Gabon : suspension des exportations de sardine et de « sans nom » pour protéger le marché local

Le gouvernement gabonais renforce les mesures pour garantir l’approvisionnement du marché national en produits de la pêche. Depuis le 26 mars 2026, l’exportation de la sardine (Ethmalosa fimbriata) et du poisson appelé « sans nom » (Heterotis niloticus) est provisoirement interdite sur tout le territoire. Cette décision, officialisée par deux arrêtés du ministère de la Mer, de la Pêche et de l’Économie bleue parus au Journal officiel du 16 avril 2026, fait suite à une pénurie croissante sur les marchés locaux. Alors que ces espèces continuent d’alimenter les marchés voisins, notamment via les zones frontalières comme Cocobeach, les autorités entendent désormais prioriser la consommation intérieure et enrayer les sorties incontrôlées.

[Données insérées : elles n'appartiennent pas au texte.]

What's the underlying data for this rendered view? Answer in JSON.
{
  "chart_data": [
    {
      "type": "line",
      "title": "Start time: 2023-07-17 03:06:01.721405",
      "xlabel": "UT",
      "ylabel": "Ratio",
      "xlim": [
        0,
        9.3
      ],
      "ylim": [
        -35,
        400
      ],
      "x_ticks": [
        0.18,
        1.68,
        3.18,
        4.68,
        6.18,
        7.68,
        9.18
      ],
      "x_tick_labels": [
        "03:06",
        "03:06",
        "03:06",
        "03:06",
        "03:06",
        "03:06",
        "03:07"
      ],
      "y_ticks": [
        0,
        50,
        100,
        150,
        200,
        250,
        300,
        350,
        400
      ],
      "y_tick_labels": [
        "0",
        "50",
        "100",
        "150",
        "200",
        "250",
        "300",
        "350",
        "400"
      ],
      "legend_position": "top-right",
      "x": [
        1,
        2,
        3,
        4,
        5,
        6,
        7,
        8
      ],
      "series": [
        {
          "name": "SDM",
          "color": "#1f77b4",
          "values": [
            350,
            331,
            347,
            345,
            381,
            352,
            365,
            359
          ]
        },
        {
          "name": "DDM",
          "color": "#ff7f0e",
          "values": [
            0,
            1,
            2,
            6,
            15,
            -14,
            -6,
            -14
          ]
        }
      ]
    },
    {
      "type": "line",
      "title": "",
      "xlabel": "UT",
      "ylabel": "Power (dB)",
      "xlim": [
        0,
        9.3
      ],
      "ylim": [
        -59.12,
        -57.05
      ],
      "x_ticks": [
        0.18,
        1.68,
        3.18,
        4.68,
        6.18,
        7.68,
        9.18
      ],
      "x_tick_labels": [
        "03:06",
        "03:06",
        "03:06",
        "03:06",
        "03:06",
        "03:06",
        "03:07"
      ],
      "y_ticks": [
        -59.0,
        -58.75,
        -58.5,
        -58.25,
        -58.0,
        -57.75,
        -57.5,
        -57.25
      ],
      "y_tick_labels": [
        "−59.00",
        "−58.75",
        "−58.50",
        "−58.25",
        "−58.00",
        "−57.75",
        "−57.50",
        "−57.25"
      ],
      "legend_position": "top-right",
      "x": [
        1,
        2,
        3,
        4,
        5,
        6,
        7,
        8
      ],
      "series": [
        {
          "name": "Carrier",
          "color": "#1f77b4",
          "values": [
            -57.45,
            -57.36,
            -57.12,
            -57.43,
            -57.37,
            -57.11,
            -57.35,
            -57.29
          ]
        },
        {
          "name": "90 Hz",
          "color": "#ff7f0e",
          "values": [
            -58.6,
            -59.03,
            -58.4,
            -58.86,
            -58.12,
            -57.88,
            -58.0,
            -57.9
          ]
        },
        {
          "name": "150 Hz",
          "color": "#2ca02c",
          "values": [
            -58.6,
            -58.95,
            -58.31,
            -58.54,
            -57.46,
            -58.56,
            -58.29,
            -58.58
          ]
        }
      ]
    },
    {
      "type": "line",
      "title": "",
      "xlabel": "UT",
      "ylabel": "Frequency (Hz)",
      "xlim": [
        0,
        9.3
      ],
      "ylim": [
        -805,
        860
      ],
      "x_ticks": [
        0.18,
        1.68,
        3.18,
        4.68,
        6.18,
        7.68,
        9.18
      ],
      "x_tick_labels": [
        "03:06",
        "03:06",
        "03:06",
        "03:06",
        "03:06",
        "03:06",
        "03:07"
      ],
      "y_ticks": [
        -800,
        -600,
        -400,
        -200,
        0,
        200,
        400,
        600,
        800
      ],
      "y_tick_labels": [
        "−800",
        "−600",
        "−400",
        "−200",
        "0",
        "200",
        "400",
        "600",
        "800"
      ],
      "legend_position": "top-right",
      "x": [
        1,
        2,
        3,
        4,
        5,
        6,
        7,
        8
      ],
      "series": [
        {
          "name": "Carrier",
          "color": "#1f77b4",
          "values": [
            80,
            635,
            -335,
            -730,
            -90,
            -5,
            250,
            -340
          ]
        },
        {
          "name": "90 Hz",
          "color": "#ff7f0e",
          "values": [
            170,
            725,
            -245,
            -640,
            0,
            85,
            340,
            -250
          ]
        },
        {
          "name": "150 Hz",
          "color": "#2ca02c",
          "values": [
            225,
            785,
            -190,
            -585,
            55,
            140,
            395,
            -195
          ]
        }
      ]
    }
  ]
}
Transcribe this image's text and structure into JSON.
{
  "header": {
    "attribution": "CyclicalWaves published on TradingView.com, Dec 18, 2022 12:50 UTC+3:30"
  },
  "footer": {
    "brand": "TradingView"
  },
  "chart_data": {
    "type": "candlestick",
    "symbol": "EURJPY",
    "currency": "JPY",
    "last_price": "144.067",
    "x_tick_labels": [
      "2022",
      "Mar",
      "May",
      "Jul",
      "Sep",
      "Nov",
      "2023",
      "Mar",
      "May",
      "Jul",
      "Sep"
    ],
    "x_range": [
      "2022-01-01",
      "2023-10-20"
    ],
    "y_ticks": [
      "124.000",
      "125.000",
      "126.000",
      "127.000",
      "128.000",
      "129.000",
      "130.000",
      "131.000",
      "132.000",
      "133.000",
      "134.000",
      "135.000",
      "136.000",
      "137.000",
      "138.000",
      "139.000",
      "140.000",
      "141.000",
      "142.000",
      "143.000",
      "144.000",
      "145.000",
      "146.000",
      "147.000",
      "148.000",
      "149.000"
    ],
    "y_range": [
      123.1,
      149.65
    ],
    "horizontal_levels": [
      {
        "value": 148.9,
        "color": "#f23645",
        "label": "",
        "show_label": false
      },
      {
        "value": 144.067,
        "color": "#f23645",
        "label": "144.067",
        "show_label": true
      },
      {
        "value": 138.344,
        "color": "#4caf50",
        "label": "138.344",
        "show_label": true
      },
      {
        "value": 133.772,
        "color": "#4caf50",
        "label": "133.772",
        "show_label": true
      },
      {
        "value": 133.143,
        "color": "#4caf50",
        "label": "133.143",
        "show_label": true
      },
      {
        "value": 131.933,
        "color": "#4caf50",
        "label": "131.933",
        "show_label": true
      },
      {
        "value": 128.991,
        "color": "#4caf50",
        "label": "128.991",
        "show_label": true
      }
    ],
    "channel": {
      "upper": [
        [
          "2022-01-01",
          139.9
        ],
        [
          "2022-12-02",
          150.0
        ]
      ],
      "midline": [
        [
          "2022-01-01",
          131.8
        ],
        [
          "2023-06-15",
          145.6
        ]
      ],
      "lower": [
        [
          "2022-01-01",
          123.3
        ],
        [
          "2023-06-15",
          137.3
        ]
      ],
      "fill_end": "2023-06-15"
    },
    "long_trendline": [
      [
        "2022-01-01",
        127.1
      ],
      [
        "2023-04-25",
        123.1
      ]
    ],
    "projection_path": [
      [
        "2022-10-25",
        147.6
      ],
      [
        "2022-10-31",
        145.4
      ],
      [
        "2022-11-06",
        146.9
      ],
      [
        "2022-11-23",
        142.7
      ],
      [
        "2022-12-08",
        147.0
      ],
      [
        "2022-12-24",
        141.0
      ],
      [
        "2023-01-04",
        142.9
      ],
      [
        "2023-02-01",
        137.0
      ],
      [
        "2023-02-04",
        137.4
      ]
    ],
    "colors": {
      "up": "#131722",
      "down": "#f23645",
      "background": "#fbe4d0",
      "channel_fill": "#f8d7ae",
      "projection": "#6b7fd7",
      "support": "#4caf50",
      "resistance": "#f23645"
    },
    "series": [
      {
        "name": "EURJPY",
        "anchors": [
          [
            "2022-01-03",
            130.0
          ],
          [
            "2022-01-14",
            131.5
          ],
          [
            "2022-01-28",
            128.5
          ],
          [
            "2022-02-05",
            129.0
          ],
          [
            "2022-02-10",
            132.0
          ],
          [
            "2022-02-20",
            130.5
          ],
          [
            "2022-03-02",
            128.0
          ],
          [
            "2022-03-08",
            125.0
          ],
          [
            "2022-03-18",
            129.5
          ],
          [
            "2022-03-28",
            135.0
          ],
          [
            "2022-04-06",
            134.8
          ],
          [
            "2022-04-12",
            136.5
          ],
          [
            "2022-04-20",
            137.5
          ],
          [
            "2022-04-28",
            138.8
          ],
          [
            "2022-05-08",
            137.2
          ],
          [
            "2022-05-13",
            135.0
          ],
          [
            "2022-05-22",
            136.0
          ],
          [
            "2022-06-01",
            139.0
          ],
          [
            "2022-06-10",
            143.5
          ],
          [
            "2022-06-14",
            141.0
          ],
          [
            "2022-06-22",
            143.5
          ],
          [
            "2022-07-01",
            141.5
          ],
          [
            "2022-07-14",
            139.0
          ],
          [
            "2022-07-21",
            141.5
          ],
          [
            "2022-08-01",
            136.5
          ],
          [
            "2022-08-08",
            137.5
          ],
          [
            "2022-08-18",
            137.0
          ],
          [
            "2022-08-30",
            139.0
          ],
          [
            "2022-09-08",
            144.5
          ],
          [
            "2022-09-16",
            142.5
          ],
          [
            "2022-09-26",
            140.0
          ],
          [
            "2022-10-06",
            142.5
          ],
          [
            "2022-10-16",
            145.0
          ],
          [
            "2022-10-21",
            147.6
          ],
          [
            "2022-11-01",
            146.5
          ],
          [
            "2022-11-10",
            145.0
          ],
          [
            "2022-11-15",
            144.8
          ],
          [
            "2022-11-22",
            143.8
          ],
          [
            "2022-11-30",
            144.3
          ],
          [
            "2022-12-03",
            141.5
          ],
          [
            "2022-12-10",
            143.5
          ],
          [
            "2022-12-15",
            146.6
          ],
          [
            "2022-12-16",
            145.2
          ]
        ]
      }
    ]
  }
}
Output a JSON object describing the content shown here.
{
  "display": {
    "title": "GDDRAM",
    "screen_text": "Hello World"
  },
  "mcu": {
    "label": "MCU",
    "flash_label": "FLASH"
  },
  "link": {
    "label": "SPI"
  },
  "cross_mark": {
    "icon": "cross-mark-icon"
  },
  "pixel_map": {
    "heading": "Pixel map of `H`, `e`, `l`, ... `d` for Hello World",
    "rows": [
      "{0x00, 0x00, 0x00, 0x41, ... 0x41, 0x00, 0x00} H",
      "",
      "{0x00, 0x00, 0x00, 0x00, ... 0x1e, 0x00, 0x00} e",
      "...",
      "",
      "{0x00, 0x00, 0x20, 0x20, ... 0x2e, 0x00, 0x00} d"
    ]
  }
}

Le 30 mai, la gouverneure de la province de l’Estuaire, Marie Françoise Dikoumba, s’est rendue à Cocobeach pour rappeler aux pêcheurs, commerçants et transporteurs le caractère obligatoire de cette mesure. Cette campagne de sensibilisation intervient dans un contexte où la raréfaction de la sardine sur les étals provoque de vives inquiétudes chez les consommateurs. Les autorités estiment que les exportations vers les pays limitrophes déséquilibrent l’offre nationale, accentuent la hausse des prix et compliquent l’accès des ménages à un produit de base essentiel.

Préserver les stocks et renforcer la sécurité alimentaire

Les deux arrêtés précisent que cette interdiction temporaire vise à mieux organiser les circuits de production et de distribution, stabiliser l’approvisionnement du marché intérieur et lutter contre la flambée des prix. Les autorités souhaitent également renforcer la traçabilité des produits de la pêche, sécuriser les futures exportations et garantir le respect des normes sanitaires. Cette politique s’inscrit dans la lutte contre la vie chère et la consolidation de la souveraineté alimentaire, deux priorités affichées par les pouvoirs publics.

Le ministère de la Mer évoque aussi une pression croissante sur les stocks de sardines dans les eaux gabonaises ainsi que sur les populations de « sans nom » dans les bassins fluviaux et lacustres. En suspendant temporairement les exportations, l’État veut favoriser la reconstitution du capital biologique dans les zones les plus exploitées afin d’assurer une exploitation durable de ces espèces. Les contrevenants s’exposent à des sanctions prévues par le Code des pêches, allant de la saisie des cargaisons au retrait des autorisations de pêche, voire à des poursuites judiciaires, sauf en cas d’autorisation exceptionnelle délivrée par l’administration compétente.